Small boat sailors interested in performance and even simply sailing well know how important it is to be able to feel shifts and changes in wind pressure and respond quickly to them. Harken’s new Zircon blocks deliver that feeling of sensitivity, leading to more precision with your sheets, smoother takedowns, and even, by some accounts, lessening muscle fatigue and thereby boosting time on the water.
The secret is all in the bearings. Trusted Delrin and even Torlon bearings can deform under load. The ceramic (zirconium oxide) bearings and liners in Zircon blocks don’t even flinch at their load ratings. Bearing for bearing, they can handle more compressive load than stainless bearings of the same size (700% more, according to Harken) or titanium and have a smoother, less porous surface for better rolling efficiency.
And since they are so strong, fewer can be used in each bearing to accomplish the goal of better responsiveness.
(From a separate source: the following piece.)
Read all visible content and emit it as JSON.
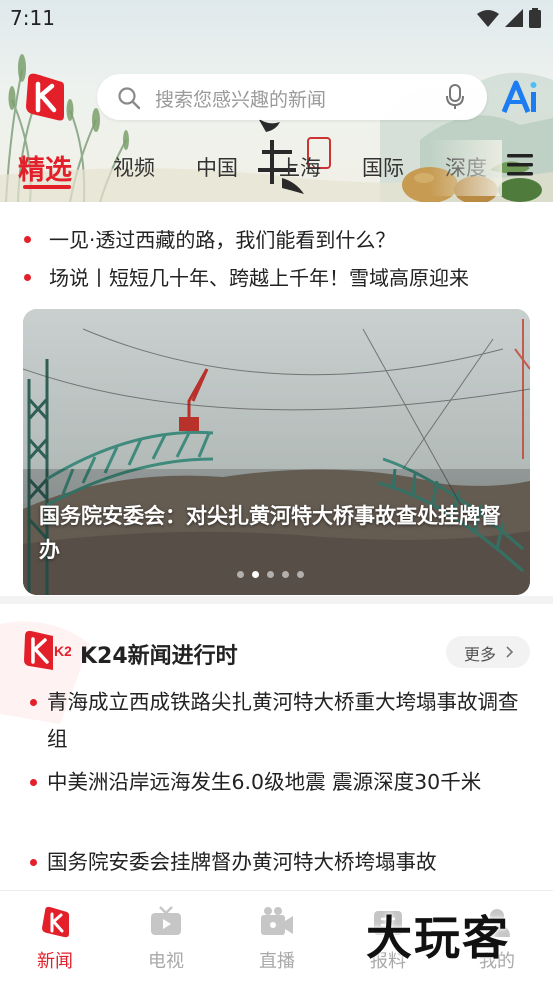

Where there are 50 Delrin ball bearings in a 57mm Carbo Air block, the Zircon blocks use only eight. Not only does this support building an affordable block (zirconium oxide isn’t inexpensive), but the bearings can be spaced in a cage such that one cannot bind on another. The result: even less friction.
They’re not for every application though. The current range of Zircon blocks are designed to replace blocks that manage hand-held lines. This covers nearly everything on a dinghy or small boat, as well as light air applications or the end of cascades on bigger boats. The tradeoff with ceramic’s strength is brittleness. So, Harken has over-spec’d these blocks to avoid any issues with shock loading. In engineering terms (like all Harken blocks), they have applied a large factor of safety. Don’t let the load rating throw you, though. Yes, it comes in at about half of the Carbo Air blocks, but when was the last time you tried to fight off nearly 800 pounds on a single block by hand? The 330-pound rating on the Zircon block should be plenty, just be conscious within your purchase systems.
Harken began adopting this technology ahead of the Rio Olympic Games, eight years ago. The goal was to create a better mainsheet for the Nacra 17 class, at the request of Bora Gulari. The efficiency gained enabled a more responsive 10:1 with the same loading as the old 12:1. Further refining of the manufacturing process, and with plenty of testing on E Scows, A-Cats, and Moths, and Harken has delivered a cost-competitive ceramic block to the market.
Complementing their other block lines, Harken’s 40mm and 57mm Zircon blocks are available now in singles and doubles (with and without beckets), with the hint of other sizes if the sailing community asks for more.